Pandasnap
A service built to capture and collect 'snaps' of beautiful websites designs. It featured Chrome & Firefox browser extensions that allowed users to take snapshots of full landing pages or specific webpage elements.
Contents
Key Points
- PandaSnap was a Django app coupled with a React-based browser extension. I built it during month #3 of my 12 startups journey.
- Upon launch, the product gained over 500 signups and saw decent usage. Over time, some power users collectively took thousands of snaps.
- Although the service is no longer active, you can still demo the 'snapping' feature here along with other features.
Features
- Users got started by signing up and installing the browser extension.
- They could launch Panda Snap with a simple click on any website, then they chose between snapping an element or the entire page. Once they snapped a screenshot, they were able to tag it before saving to their collection.
- Visiting the website allowed users to view, organise, and search their snap collection.
A collection of snaps with infinite scroll, search, and tag filters.
The UI to snap a specific region on screen.
The UI to save a snap into your collection.
History
- I originally created PandaSnap to satisfy my own need for a design collection tool. I noticed that similar products existed in the market but none of them catered to my specific needs.
- The launch was decent with 500 signups overnight, however the product struggled to maintain momentum. I quickly learned that the consumer market is challenging to sell to, and the $5 subscription fee is hard to profit from unless operating at scale.
- Despite only making one yearly subscription sale, the product did attract a small group of power users, some of whom had over 600 snaps.
- After two years I decided to shut down the service when Heroku increased their fees tenfold.
- Maintaining a browser extension also proved to be a challenge as policies and APIs evolved over time.
- Over time my blog and Twitter posts piqued the interest of other developers. I was referred to several companies and I eventually ended up working with the industry leader on their product. I was given an offer for PandaSnap, but I chose not to sell.
Learn more about the journey of PandaSnap here
The Tech
Django App
- PandaSnap was a standard Django app that used Postgres for the database, and Google for user auth.
- The API was built with DjangoRestFramework. It worked well but in future I would opt for a less opinionated framework.
Landing page
- I'm quite proud of the landing page and I get a lot of positive reactions from it. I built it just two days before launch after a suggestion to recreate the 'snapping' experience as part of the landing page.
- The page uses real elements from the product to mimic the process of 'snapping' something. I thought it was a fun way to show off the product with a wow factor.
- The page uses Django for most of the HTML rendering, and React for powering the smaller interactive sections. I used React Spring for the various animations and transitions.
Browser Extension
- I constructed the browser extension using React and Typescript. One of the challenges I faced was rendering my snapping UI into the webpage without the page's CSS breaking my styles. I overcame this by using the shadow DOM, allowing the UI to interact with the webpage while remaining separate.
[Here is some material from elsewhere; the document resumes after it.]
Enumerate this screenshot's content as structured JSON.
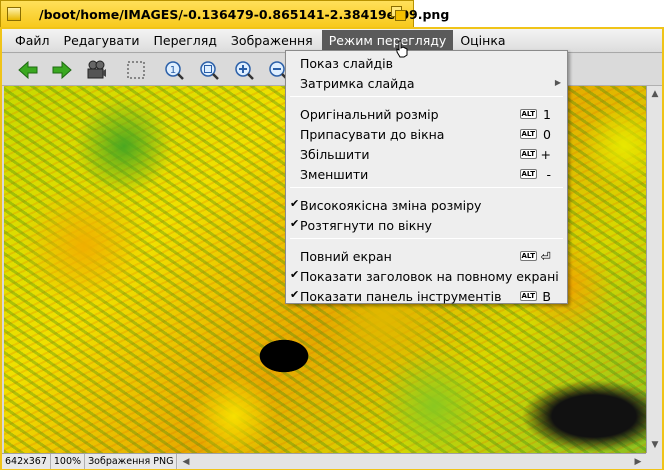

- I utilized a library to capture full landing pages which required taking multiple screenshots as the extension automatically scrolls down the page. I had to make custom modifications to make it compatible with modern websites and handle animations. It was a bit tricky but definitely a fun challenge.
- I used the webextension polyfill library to simplify cross-browser development between Chrome and Firefox. I also built an end-to-end testing framework using Selenium. This allowed me to install the extension, sign-up on the server, and test all components together. It was a pretty cool process.
- One issue I encountered was with user authentication between the extension and server. My solution was to use a shared cookie between apps, allowing users to log onto the site and have the extension work without additional logins. The only hiccup was having to set the 'Referer' header in the extension, which broke when Chrome updated to manifest v3. I dealt with many situations like this and maintaining an browser extension takes continuous effort to maintain.